This moment to take stock and change course
The big picture, though, hasn’t changed: Oil is not cheap, at any price. What we’re charged at the pump for gasoline is just a down payment on the far larger tab we’re running to support our national oil habit. Rather than allow a temporary price reprieve to mask those costs, we should use this moment to take stock and change course.
Every day in this country, we use 800 million gallons of oil. That’s enough to fill the Empire State Building three times. With every gallon we produce, ship and burn, we incur costs that are piling up — for ourselves and our children.
The greatest burden we’re imposing on the next generation comes from the environmental damage we’re doing by consuming this fuel.

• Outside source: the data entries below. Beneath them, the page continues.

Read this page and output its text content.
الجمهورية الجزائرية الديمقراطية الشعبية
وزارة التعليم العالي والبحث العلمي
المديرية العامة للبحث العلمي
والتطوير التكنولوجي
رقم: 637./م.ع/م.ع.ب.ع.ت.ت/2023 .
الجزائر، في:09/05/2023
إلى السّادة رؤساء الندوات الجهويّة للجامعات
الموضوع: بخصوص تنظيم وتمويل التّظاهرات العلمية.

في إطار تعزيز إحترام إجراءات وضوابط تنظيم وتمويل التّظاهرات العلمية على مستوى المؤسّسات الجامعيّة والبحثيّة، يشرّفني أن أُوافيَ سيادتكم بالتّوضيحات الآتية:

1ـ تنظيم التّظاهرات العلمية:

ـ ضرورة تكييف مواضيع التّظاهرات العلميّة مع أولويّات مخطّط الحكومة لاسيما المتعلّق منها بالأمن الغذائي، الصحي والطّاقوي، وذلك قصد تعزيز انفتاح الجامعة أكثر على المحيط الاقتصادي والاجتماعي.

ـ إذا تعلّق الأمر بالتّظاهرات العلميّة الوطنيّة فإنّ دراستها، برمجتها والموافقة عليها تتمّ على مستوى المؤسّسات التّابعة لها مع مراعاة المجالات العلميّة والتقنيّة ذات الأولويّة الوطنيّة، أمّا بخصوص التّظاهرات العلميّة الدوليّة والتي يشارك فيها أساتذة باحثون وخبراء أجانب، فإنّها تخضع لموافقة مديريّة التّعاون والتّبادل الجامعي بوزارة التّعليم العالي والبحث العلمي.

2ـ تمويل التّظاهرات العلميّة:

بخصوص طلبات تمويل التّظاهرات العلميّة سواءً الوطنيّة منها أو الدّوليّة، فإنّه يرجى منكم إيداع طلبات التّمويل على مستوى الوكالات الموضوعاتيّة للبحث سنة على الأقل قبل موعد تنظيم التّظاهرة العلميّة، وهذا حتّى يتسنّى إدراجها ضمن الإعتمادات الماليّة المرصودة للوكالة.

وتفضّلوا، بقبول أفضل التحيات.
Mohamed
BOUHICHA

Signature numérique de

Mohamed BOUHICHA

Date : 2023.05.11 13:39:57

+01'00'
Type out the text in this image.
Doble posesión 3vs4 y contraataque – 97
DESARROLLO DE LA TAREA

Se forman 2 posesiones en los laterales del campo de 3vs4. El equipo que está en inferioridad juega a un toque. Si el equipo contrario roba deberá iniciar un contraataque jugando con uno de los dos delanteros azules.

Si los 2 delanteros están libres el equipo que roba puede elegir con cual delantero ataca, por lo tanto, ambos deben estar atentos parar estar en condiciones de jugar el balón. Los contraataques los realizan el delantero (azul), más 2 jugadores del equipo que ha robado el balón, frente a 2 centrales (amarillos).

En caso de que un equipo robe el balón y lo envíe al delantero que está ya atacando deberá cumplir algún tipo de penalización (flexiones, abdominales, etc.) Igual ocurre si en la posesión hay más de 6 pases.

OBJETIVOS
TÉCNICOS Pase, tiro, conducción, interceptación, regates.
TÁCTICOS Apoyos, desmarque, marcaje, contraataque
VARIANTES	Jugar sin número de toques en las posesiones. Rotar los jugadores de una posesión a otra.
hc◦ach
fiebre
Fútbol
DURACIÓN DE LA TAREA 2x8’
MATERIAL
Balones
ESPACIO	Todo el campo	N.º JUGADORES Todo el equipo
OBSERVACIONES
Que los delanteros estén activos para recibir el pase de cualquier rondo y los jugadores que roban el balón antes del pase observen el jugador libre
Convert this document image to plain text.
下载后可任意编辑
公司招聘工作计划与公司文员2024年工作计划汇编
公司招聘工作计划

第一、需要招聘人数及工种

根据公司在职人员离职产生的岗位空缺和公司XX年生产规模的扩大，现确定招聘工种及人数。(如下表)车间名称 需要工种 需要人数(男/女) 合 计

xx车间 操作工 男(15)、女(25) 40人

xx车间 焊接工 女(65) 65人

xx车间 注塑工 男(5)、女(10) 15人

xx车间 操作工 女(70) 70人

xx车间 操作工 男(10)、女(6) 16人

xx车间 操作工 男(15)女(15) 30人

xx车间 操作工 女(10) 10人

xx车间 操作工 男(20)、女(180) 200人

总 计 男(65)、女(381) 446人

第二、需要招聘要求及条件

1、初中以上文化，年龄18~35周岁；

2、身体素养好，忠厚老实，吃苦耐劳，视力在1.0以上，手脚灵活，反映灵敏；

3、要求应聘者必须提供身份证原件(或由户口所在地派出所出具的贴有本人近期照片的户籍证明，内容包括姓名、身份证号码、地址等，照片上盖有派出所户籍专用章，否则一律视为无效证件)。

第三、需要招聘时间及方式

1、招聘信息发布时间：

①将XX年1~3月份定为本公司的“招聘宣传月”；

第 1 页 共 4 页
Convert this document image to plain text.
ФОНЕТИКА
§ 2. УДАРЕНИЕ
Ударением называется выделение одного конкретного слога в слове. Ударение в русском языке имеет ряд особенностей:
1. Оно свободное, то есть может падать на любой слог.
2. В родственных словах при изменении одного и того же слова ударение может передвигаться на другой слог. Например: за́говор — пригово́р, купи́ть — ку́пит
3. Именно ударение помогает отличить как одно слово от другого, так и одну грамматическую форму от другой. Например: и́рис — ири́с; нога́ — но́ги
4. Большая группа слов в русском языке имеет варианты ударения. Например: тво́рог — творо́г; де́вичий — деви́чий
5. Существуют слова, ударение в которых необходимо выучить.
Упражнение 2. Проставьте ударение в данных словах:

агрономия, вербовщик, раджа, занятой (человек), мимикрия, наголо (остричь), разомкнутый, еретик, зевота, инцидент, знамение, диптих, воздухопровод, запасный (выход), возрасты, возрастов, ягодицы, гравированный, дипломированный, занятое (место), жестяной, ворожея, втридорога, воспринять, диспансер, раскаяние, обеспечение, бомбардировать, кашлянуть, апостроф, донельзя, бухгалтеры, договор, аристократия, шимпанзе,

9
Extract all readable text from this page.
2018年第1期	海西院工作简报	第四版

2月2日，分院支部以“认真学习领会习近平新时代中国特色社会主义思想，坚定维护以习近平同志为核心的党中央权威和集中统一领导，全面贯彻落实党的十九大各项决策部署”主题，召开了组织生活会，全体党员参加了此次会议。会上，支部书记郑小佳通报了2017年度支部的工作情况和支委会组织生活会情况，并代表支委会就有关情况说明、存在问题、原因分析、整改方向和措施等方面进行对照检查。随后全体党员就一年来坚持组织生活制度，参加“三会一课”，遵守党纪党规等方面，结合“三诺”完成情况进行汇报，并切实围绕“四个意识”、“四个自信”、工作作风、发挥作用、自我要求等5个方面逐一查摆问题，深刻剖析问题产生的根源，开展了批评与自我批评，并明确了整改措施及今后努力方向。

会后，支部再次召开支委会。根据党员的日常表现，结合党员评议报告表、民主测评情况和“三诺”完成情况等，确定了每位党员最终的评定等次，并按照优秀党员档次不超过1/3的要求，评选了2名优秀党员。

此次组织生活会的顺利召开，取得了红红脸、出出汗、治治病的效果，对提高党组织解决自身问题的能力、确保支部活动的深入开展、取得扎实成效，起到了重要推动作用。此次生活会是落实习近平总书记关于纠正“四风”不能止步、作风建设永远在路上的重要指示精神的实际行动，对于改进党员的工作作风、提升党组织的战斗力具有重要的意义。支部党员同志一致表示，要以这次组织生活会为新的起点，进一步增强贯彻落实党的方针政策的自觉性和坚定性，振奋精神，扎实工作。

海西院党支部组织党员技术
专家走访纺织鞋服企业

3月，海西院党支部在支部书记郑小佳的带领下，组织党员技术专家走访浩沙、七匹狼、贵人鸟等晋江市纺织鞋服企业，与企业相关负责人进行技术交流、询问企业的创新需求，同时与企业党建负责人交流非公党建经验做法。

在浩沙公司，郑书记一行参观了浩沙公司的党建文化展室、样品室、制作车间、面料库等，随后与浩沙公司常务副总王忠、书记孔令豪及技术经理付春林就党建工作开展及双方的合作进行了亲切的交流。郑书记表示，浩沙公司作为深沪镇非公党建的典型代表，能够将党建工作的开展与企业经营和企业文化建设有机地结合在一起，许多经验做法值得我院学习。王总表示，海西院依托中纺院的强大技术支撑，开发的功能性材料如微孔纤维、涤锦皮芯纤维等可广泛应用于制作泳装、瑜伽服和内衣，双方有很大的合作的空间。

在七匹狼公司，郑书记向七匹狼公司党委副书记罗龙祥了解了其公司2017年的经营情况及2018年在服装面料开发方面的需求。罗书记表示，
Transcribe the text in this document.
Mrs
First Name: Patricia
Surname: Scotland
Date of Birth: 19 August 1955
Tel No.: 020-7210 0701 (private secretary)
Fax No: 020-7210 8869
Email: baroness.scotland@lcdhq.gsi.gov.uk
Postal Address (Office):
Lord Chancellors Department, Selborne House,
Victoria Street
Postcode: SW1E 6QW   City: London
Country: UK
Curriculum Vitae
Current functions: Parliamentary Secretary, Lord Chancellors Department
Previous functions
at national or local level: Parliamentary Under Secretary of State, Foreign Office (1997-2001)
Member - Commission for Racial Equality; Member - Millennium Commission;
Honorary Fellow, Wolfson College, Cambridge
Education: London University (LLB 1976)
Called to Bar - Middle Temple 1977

Burning oil and other fossil fuels is what generates the dangerous carbon pollution that is driving climate change, the central environmental challenge of our time. The first 11 months of this year were the hottest, globally, of any year since worldwide measurements began in 1880. We have an obligation to protect future generations from the dangers of more extreme heat, fires, drought and storms. Our national oil habit is making matters worse.
At the other end of the process, producing oil comes at a high cost to the natural systems we all depend on for our prosperity, our progress and our very survival.
Fracking — the source of a large and growing share of our domestic oil — has brought the perils of the industrial oil patch to the American backyard. It threatens the water, air, ranches and farms in communities across more than 30 states where this destructive industrial practice is used to drill for oil and natural gas.